Die Einführung der Sprachtests verstoße im Fall von türkischen Einwanderern gegen das Assozierungsabkommen EU-Türkei und ein entsprechendes Zusatzprotokoll von 1972. Dort war eine Stillhalteklausel vereinbart worden, wonach für Türken grundsätzlich keine neuen Beschränkungen der Niederlassungsfreiheit in der EU eingeführt werden dürfen.

Zwangsehen sind kein Argument

Mengozzi lehnte dabei auch das Argument der Bundesregierung ab, dass die Pflicht, vorab Deutsch zu lernen, zum Schutz vor Zwangsehen erforderlich sei. Eine solche Pflicht sei „unverhältnismäßig“, so der Generalanwalt. Es genüge, den Ehegatten nach der Einreise die Teilnahme an Integrationskursen vorzuschreiben. Auch dies würde den „Kontakt mit der deutschen Gesellschaft“ erleichtern und „spontane Hilfeersuchen“ der Opfer von Zwangsehen ermöglichen.

Hilfsweise prüfte Mengozzi noch, ob die Sprachtests auch gegen die EU-Richtlinie zur Familienzusammenführung verstoßen.
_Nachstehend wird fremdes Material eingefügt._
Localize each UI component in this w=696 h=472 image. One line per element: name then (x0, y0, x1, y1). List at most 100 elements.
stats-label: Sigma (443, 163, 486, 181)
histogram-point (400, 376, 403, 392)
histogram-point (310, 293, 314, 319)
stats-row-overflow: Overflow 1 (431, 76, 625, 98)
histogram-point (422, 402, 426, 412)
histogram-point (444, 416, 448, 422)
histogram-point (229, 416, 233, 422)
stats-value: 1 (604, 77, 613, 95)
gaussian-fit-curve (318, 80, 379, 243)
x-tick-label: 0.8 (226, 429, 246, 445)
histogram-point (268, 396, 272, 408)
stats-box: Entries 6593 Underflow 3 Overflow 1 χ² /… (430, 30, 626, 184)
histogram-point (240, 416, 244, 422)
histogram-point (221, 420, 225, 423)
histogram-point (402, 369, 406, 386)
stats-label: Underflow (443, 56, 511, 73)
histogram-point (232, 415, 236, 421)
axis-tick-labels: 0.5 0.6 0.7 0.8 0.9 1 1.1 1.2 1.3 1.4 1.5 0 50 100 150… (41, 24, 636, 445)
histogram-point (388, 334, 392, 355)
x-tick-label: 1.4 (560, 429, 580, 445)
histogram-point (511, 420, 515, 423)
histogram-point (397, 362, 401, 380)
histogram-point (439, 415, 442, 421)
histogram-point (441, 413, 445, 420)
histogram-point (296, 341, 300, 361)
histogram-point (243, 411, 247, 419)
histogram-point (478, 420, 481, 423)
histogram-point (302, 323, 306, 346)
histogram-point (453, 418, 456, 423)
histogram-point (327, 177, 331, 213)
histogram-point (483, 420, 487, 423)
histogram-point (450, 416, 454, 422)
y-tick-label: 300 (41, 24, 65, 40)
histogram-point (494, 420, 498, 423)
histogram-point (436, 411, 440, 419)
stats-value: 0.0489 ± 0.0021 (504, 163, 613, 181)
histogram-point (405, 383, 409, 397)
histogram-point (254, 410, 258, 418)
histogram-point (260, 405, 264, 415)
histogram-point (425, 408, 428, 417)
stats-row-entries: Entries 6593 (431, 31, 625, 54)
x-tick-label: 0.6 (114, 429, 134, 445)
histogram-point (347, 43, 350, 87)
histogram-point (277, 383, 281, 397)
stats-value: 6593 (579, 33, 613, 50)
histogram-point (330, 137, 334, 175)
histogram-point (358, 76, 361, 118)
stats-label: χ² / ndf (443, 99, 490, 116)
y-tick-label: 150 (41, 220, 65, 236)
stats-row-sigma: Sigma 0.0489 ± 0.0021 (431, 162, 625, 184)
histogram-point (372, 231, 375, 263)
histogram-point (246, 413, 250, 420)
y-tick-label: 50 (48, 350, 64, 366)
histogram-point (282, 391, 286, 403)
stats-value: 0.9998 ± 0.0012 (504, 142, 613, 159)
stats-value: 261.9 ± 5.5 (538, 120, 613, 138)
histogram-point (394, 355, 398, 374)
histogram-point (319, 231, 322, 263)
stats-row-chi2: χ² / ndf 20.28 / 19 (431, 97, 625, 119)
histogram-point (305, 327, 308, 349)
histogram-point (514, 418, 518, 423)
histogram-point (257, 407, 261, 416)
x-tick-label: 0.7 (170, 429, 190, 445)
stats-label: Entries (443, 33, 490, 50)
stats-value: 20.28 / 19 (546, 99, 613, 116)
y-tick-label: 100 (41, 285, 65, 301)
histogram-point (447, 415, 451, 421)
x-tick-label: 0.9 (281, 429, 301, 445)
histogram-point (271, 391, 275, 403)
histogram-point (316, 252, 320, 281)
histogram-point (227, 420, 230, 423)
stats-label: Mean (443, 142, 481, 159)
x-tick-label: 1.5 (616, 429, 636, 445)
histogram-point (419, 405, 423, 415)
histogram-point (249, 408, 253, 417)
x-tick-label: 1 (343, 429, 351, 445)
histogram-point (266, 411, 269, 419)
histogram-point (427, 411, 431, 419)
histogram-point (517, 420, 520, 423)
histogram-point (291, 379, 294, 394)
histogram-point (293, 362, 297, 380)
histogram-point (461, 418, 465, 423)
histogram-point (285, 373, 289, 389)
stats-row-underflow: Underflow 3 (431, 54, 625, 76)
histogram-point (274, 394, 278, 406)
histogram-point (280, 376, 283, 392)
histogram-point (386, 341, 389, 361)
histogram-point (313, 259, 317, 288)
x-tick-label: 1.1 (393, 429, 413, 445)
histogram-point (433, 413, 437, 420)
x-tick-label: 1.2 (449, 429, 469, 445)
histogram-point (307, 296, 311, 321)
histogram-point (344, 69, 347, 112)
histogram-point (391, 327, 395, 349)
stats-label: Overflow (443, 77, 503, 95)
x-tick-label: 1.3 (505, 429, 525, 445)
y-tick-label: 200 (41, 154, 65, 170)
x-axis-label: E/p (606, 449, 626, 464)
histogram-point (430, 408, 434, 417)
Dies würde nicht nur Türken, sondern auch zum Beispiel russischen Ehegatten nützen. Mengozzi kam zum Schluss, dass eine generelle Pflicht, die deutsche Sprache vorab zu lernen, gegen EU-Recht verstoße. Erforderlich sei vielmehr eine Einzelfallprüfung. Dabei wären die Interessen minderjähriger Kinder an der Familienzusammenführung ebenso einzubeziehen wie die Möglichkeiten, im Heimatstaat Deutsch zu lernen.

Der EuGH wird voraussichtlich im Sommer entscheiden. In der Regel folgt er den Anträgen der Generalanwälte.